The following story is about three men who each took a singular concept and produced three very different but very distinguished results. All three lived in our hamlet as contemporaries, within a quarter-mile radius of each other, and influenced not only the lives of our village but also the entire world.
When most people think about water, they think of three forms that water naturally takes: the liquid they drink, the ice that they might put in a drink, and the steam that rises when water is heated. What most of us overlook is how adding a simple crystalline substance can produce something that is neither completely solid, liquid, nor steam — a substance like Jell-O!
Bernard Vonnegut (1914–1997), who lived on Alplaus Ave., worked at the GE Research Laboratory. Bernie studied ways to make clouds give up their water content upon command so that arid areas could be watered and farmers’ fields could receive the moisture they needed to make crops grow. He had an idea that if he could introduce the right “seed crystals” into the water vapor inherent in clouds, the water would condense into droplets and produce either rain or snow.
Bernie and a group of colleagues/friends decided to test that theory in his house. On a day with clouds drifting overhead, they built a very hot fire in the fireplace. When a cloud was due to be directly over the house, they sent silver nitrate into the fire, hoping that it would rise up into the cloud and seed the cloud, causing rain to begin to fall on the village. It was an inefficient way to deliver the seeds to the clouds, but it did provide an impetus for later experiments.
This was, if not the first, certainly among the very first attempts at cloud seeding. Bernie would sometimes take walks along the avenue late at night, after his kids had gone to bed, when the air had a high moisture content. He would wave a handmade newspaper torch that had been soaked in silver nitrate and then dried, in order to see if he could seed the moisture in the air to produce fog.
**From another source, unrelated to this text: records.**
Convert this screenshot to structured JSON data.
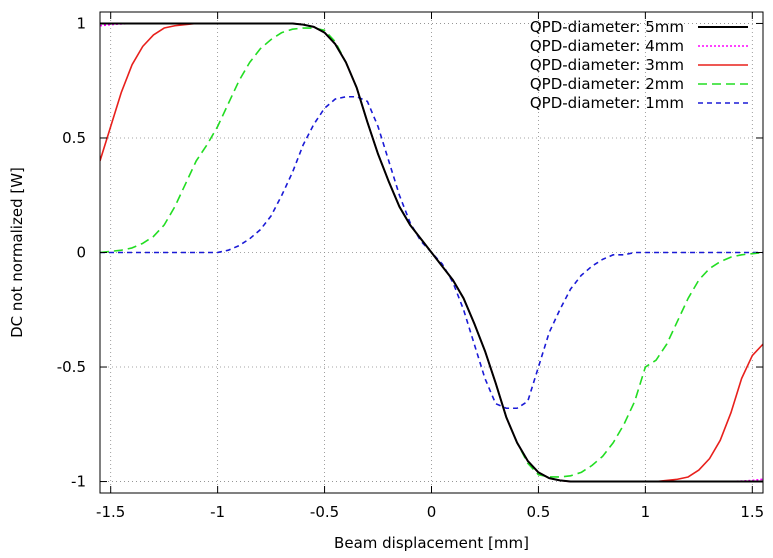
{
  "chart_data": {
    "type": "line",
    "title": "",
    "xlabel": "Beam displacement [mm]",
    "ylabel": "DC not normalized [W]",
    "xlim": [
      -1.55,
      1.55
    ],
    "ylim": [
      -1.05,
      1.05
    ],
    "xticks": [
      -1.5,
      -1,
      -0.5,
      0,
      0.5,
      1,
      1.5
    ],
    "xtick_labels": [
      "-1.5",
      "-1",
      "-0.5",
      "0",
      "0.5",
      "1",
      "1.5"
    ],
    "yticks": [
      -1,
      -0.5,
      0,
      0.5,
      1
    ],
    "ytick_labels": [
      "-1",
      "-0.5",
      "0",
      "0.5",
      "1"
    ],
    "grid": true,
    "legend_position": "top-right",
    "x": [
      -1.55,
      -1.5,
      -1.45,
      -1.4,
      -1.35,
      -1.3,
      -1.25,
      -1.2,
      -1.15,
      -1.1,
      -1.05,
      -1.0,
      -0.95,
      -0.9,
      -0.85,
      -0.8,
      -0.75,
      -0.7,
      -0.65,
      -0.6,
      -0.55,
      -0.5,
      -0.45,
      -0.4,
      -0.35,
      -0.3,
      -0.25,
      -0.2,
      -0.15,
      -0.1,
      -0.05,
      0.0,
      0.05,
      0.1,
      0.15,
      0.2,
      0.25,
      0.3,
      0.35,
      0.4,
      0.45,
      0.5,
      0.55,
      0.6,
      0.65,
      0.7,
      0.75,
      0.8,
      0.85,
      0.9,
      0.95,
      1.0,
      1.05,
      1.1,
      1.15,
      1.2,
      1.25,
      1.3,
      1.35,
      1.4,
      1.45,
      1.5,
      1.55
    ],
    "series": [
      {
        "name": "QPD-diameter: 5mm",
        "color": "#000000",
        "dash": "solid",
        "values": [
          1.0,
          1.0,
          1.0,
          1.0,
          1.0,
          1.0,
          1.0,
          1.0,
          1.0,
          1.0,
          1.0,
          1.0,
          1.0,
          1.0,
          1.0,
          1.0,
          1.0,
          1.0,
          1.0,
          0.995,
          0.985,
          0.96,
          0.91,
          0.83,
          0.72,
          0.57,
          0.43,
          0.31,
          0.2,
          0.12,
          0.06,
          0.0,
          -0.06,
          -0.12,
          -0.2,
          -0.31,
          -0.43,
          -0.57,
          -0.72,
          -0.83,
          -0.91,
          -0.96,
          -0.985,
          -0.995,
          -1.0,
          -1.0,
          -1.0,
          -1.0,
          -1.0,
          -1.0,
          -1.0,
          -1.0,
          -1.0,
          -1.0,
          -1.0,
          -1.0,
          -1.0,
          -1.0,
          -1.0,
          -1.0,
          -1.0,
          -1.0,
          -1.0
        ]
      },
      {
        "name": "QPD-diameter: 4mm",
        "color": "#ff00ff",
        "dash": "dotted",
        "values": [
          0.99,
          0.995,
          0.998,
          1.0,
          1.0,
          1.0,
          1.0,
          1.0,
          1.0,
          1.0,
          1.0,
          1.0,
          1.0,
          1.0,
          1.0,
          1.0,
          1.0,
          1.0,
          1.0,
          0.995,
          0.985,
          0.96,
          0.91,
          0.83,
          0.72,
          0.57,
          0.43,
          0.31,
          0.2,
          0.12,
          0.06,
          0.0,
          -0.06,
          -0.12,
          -0.2,
          -0.31,
          -0.43,
          -0.57,
          -0.72,
          -0.83,
          -0.91,
          -0.96,
          -0.985,
          -0.995,
          -1.0,
          -1.0,
          -1.0,
          -1.0,
          -1.0,
          -1.0,
          -1.0,
          -1.0,
          -1.0,
          -1.0,
          -1.0,
          -1.0,
          -1.0,
          -1.0,
          -1.0,
          -1.0,
          -0.998,
          -0.995,
          -0.99
        ]
      },
      {
        "name": "QPD-diameter: 3mm",
        "color": "#e8201c",
        "dash": "solid",
        "values": [
          0.4,
          0.55,
          0.7,
          0.82,
          0.9,
          0.95,
          0.98,
          0.99,
          0.995,
          1.0,
          1.0,
          1.0,
          1.0,
          1.0,
          1.0,
          1.0,
          1.0,
          1.0,
          1.0,
          0.995,
          0.985,
          0.96,
          0.91,
          0.83,
          0.72,
          0.57,
          0.43,
          0.31,
          0.2,
          0.12,
          0.06,
          0.0,
          -0.06,
          -0.12,
          -0.2,
          -0.31,
          -0.43,
          -0.57,
          -0.72,
          -0.83,
          -0.91,
          -0.96,
          -0.985,
          -0.995,
          -1.0,
          -1.0,
          -1.0,
          -1.0,
          -1.0,
          -1.0,
          -1.0,
          -1.0,
          -1.0,
          -0.995,
          -0.99,
          -0.98,
          -0.95,
          -0.9,
          -0.82,
          -0.7,
          -0.55,
          -0.45,
          -0.4
        ]
      },
      {
        "name": "QPD-diameter: 2mm",
        "color": "#22dd22",
        "dash": "dashed",
        "values": [
          0.0,
          0.005,
          0.01,
          0.02,
          0.04,
          0.07,
          0.12,
          0.2,
          0.3,
          0.4,
          0.47,
          0.55,
          0.65,
          0.75,
          0.83,
          0.89,
          0.93,
          0.96,
          0.975,
          0.98,
          0.98,
          0.97,
          0.92,
          0.83,
          0.72,
          0.57,
          0.43,
          0.31,
          0.2,
          0.12,
          0.06,
          0.0,
          -0.06,
          -0.12,
          -0.2,
          -0.31,
          -0.43,
          -0.57,
          -0.72,
          -0.83,
          -0.92,
          -0.97,
          -0.98,
          -0.98,
          -0.975,
          -0.96,
          -0.93,
          -0.89,
          -0.83,
          -0.75,
          -0.65,
          -0.5,
          -0.47,
          -0.4,
          -0.3,
          -0.2,
          -0.12,
          -0.07,
          -0.04,
          -0.02,
          -0.01,
          -0.005,
          0.0
        ]
      },
      {
        "name": "QPD-diameter: 1mm",
        "color": "#1a1ad6",
        "dash": "shortdash",
        "values": [
          0.0,
          0.0,
          0.0,
          0.0,
          0.0,
          0.0,
          0.0,
          0.0,
          0.0,
          0.0,
          0.0,
          0.0,
          0.01,
          0.03,
          0.06,
          0.1,
          0.16,
          0.25,
          0.35,
          0.47,
          0.56,
          0.63,
          0.67,
          0.68,
          0.68,
          0.66,
          0.55,
          0.4,
          0.25,
          0.13,
          0.05,
          0.0,
          -0.05,
          -0.13,
          -0.25,
          -0.4,
          -0.55,
          -0.66,
          -0.68,
          -0.68,
          -0.65,
          -0.5,
          -0.35,
          -0.25,
          -0.16,
          -0.1,
          -0.06,
          -0.03,
          -0.01,
          -0.01,
          0.0,
          0.0,
          0.0,
          0.0,
          0.0,
          0.0,
          0.0,
          0.0,
          0.0,
          0.0,
          0.0,
          0.0,
          0.0
        ]
      }
    ]
  }
}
These experiments did produce results, but the delivery method of seeding wasn’t productive. Bernie persuaded Kiah Maynard, who lived on Hill St. and had been a World War II bomber pilot, to fly him across the Mohawk Valley in a plane on a winter day so that he could seed clouds with crystals of dry ice. The results caused such a significant snowstorm that barn roofs in the area collapsed. Partially as a result of the success of this experiment, GE decided that it should get out of the business of seeding clouds. The Atmospheric Science Center was founded and took over the experimentation in that field of science.
A few doors up Alplaus Ave. lived another scientist, Francis “Falling Chimneys” Bundy (1910–2008), a physicist at the GE Research Lab. (The story of his famous nickname will have to wait for another time but was important to his selection of his career.) Francis was fascinated by many elements of physics, but he and a group of his colleagues were particularly intrigued by the manner in which pieces of carbon (coal) could be transformed over time into diamonds. These scientists speculated that if you had the right seed and could put carbon under high enough pressure at high temperature, you could transform the carbon into diamond material.
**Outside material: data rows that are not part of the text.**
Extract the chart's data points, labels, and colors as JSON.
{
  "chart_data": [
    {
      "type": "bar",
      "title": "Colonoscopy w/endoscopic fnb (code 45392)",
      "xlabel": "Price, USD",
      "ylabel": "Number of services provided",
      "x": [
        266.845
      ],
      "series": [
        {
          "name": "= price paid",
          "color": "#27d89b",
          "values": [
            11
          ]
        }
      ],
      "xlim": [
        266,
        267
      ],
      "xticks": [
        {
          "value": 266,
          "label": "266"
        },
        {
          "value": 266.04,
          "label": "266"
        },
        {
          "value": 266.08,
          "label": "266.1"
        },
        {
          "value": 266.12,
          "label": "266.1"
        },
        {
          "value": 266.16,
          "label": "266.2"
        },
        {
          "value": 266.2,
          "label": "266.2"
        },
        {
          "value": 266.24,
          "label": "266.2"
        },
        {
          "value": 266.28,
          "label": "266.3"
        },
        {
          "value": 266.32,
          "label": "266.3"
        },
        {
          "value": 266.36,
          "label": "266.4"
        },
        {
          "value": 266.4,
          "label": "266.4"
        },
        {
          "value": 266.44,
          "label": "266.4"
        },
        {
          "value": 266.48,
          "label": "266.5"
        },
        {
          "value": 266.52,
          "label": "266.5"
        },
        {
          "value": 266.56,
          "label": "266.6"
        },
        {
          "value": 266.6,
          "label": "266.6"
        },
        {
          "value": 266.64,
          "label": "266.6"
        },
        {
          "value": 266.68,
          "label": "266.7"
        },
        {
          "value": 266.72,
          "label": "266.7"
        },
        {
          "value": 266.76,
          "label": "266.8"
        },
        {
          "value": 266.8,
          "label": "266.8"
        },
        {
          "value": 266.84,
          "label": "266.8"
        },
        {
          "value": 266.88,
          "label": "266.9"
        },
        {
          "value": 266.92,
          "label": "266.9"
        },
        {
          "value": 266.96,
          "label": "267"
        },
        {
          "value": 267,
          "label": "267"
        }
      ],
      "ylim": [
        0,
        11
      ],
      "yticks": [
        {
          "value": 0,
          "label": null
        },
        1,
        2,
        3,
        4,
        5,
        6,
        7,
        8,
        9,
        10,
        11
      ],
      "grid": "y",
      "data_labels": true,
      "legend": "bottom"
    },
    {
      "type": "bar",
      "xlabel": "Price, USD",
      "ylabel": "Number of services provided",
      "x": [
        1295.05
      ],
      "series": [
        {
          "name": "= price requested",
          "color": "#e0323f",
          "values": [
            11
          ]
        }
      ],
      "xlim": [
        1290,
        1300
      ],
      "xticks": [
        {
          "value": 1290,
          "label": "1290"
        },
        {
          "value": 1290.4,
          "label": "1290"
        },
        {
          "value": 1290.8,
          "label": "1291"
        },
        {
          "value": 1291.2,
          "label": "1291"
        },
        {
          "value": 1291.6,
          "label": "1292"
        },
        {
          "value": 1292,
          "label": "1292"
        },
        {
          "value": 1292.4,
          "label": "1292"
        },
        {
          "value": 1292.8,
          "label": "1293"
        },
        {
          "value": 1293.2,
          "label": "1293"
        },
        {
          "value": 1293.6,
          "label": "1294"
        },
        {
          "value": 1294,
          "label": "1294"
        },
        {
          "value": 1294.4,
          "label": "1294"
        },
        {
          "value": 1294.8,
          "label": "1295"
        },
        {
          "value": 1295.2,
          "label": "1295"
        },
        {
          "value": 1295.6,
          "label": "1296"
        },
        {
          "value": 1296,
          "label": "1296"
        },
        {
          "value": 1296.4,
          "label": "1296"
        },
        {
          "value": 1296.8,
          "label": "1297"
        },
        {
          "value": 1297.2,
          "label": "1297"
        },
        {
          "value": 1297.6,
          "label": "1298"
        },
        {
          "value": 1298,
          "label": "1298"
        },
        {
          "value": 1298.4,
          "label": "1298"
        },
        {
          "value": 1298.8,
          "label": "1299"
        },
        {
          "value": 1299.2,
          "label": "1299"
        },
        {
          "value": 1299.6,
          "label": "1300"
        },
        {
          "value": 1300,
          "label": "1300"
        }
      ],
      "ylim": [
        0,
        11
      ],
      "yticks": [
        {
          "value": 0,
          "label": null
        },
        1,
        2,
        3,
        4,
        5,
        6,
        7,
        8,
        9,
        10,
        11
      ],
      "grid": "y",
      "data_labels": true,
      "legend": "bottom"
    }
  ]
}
And in fact, after experimenting with many different combinations of seeds, temperatures, and pressures, his group succeeded in making the first manmade diamonds, which were used in industrial applications.
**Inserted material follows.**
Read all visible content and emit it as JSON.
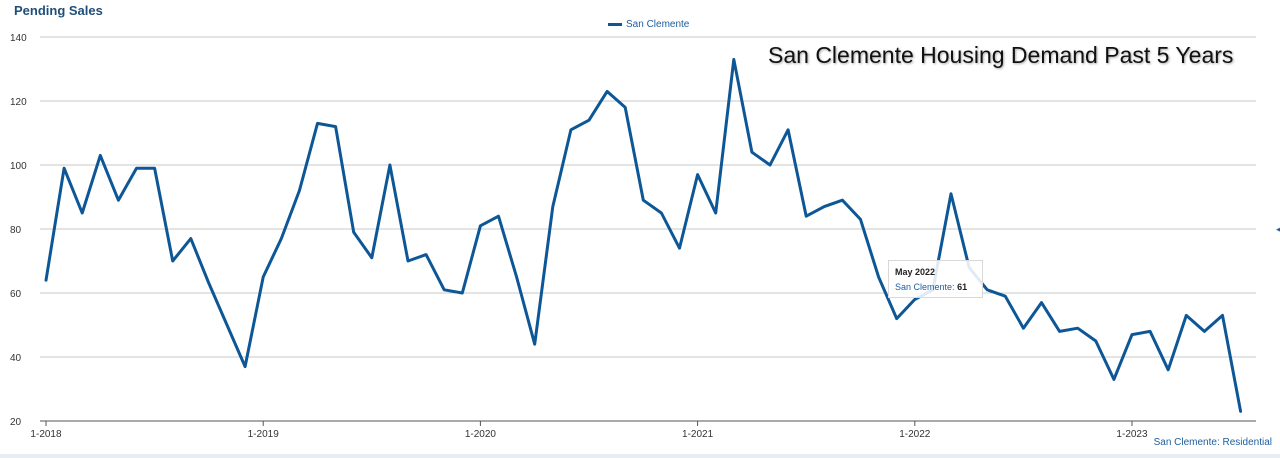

Bernie Vonnegut’s younger brother, Kurt Vonnegut (1922–2007), lived on Hill St. at the time with his family. Kurt worked at GE in the publicity department and longed to be a writer. During the day, he would write advertising copy for GE, a job that he hated; at night, he would write short stories and eventually novels based on his life experiences. One of the ideas he picked up on was how the right seed could change the properties of a substance so that it would change from a liquid to a solid at very different conditions than it would have if the seed had not been introduced.
Kurt speculated about how much fun it would be to stand in front of a large group at a party on a hot summer day and drop the right seed crystal into a bucket of water so it would freeze instantly. After amazing everyone, what might you do with that bucket of ice? You would most likely take it out and set it on the back porch, which in his case, overlooked the Alplaus Creek. At some point someone would toss the bucket’s contents into the creek. Because of the seed that caused the ice to form in the bucket, that crystal structure would cause the Alplaus Creek to freeze, which would in turn cause the Mohawk River to freeze, and then the Hudson River, and then the Atlantic Ocean, and so on. This idea led to Kurt Vonnegut’s novel Cat’s Cradle, which features a substance known as “ice-nine.”
So, three men of Alplaus took one idea, the idea of a seed crystal, and used it to develop the concept of cloud seeding, making diamonds, and writing a classic novel. There of course is much more to these men's stories, but what links them all is living in Alplaus, where they learned from each other — still a fundamental part of living in our hamlet!